During both afternoons, I played YouTube videos of Christmas music. Several of them were full concerts. Two nights ago we watched “Christmas in Vienna 2018”. That brought back a pleasant memory of December 2008 when Kate and I were in Vienna and attended a live performance of this annual Christmas program. I think Kate enjoyed the video as much as I did. She was happy, and so was I.
Last night, I watched the evening news after dinner while Kate rested. Then I got in bed with her and turned on YouTube again. Kate was exactly like her old self. She was fully at ease, and we were able to talk periodically, generally about our relationship and how good it was to be together. Last night, she introduced this conversation by saying, “I’m so glad you are here.” I interpreted that as a response to all the time she has spent with the caregivers during the day. I think it also makes a difference that she has had at least five or six new caregivers and only one who has cared for her in the past. She has been with us for over three years. Both nights, I ended our evening by reading (you guessed it) The Velveteen Rabbit. She was especially moved by it last night and expressed her pleasure throughout.

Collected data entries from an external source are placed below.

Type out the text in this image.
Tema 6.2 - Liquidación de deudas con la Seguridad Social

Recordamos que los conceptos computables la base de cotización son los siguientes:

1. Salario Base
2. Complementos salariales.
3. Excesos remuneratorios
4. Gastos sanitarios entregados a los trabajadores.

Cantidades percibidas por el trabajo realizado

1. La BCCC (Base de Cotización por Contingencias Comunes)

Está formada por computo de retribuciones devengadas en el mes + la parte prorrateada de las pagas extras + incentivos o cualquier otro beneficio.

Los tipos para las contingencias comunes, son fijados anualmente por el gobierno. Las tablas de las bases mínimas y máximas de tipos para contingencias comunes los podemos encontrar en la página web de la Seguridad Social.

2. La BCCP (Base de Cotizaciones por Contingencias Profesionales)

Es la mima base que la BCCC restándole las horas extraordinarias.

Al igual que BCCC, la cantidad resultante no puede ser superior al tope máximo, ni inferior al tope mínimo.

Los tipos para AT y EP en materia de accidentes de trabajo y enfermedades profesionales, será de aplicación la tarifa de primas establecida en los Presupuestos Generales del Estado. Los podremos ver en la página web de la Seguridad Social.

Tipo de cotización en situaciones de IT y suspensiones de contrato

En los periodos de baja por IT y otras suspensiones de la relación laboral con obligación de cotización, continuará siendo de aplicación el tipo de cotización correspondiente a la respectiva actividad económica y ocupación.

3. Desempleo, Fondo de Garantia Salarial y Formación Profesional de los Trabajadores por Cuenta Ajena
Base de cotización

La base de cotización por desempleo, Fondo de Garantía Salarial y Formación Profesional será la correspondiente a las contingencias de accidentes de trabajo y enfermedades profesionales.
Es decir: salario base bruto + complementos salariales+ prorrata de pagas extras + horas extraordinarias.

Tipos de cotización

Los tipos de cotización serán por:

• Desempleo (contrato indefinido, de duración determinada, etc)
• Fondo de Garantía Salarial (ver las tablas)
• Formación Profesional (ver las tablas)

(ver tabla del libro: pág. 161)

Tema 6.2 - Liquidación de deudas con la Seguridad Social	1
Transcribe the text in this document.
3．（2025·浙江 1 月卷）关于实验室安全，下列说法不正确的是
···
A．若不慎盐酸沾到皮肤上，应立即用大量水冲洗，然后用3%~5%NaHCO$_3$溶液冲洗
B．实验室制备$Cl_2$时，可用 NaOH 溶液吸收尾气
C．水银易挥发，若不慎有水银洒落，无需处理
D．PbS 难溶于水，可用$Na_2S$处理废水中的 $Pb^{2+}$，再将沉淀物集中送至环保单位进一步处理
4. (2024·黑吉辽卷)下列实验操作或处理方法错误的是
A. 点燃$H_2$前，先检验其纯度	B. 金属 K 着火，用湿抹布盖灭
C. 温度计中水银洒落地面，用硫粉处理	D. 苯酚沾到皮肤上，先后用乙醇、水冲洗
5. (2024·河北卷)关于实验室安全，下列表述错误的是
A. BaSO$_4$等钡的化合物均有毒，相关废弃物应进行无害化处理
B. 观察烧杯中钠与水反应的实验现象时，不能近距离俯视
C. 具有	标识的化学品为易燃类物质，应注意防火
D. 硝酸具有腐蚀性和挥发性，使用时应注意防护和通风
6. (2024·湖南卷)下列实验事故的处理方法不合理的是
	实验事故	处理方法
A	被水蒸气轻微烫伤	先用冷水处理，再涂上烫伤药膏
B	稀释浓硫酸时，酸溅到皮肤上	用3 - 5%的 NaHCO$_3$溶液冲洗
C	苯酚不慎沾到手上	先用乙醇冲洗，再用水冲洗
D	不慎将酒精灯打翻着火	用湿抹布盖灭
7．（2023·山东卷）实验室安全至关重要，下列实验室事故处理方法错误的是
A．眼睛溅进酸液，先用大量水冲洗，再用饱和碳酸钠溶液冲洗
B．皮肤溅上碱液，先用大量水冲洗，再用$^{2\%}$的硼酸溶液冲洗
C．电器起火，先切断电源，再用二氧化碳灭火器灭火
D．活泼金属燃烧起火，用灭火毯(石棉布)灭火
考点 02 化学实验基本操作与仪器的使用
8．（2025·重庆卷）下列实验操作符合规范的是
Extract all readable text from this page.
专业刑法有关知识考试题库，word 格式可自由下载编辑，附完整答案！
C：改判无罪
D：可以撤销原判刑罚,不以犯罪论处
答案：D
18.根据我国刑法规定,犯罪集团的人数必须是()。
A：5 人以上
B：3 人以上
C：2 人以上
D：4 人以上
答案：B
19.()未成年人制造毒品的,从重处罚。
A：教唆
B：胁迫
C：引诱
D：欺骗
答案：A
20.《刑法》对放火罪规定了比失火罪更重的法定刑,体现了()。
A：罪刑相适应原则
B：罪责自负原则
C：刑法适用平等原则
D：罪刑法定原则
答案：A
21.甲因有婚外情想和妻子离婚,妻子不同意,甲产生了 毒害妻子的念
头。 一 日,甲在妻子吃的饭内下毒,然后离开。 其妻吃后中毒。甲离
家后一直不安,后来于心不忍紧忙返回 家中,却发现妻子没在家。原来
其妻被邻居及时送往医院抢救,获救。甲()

Before reading the book, I went back to YouTube and turned on a fireplace video. I’m not sure what motivated me to do that. I know that I had learned about them years ago, but it never seemed like something we might enjoy. It may have been the Christmas music we had enjoyed so much combined with Kate’s joyful mood. It was very much like a Christmas evening we might have had long before Alzheimer’s.
When I finished reading, I decided not to turn off the “fireplace,” and we watched the fire and listened to my favorite album of Christmas music sung by Chanticleer. Kate loved the fire. It actually created a slight glow in the room with the lights out. We talked another 15-20 minutes before calling it an evening, but they were special moments.
Moments like these are encouraging to me. They remind me of something that has been true over the entire course of Kate’s Alzheimer’s. She has gradually lost more and more of her abilities over time. That has been especially true in the past 6-8 months. With each loss, however, we’ve experienced moments like the past two nights. We don’t know, and have never known, exactly what lies ahead of us, but I am optimistic that we will continue to have moments like these. I might even try the YouTube Fireplace again. You can’t have too many tools in your toolbox.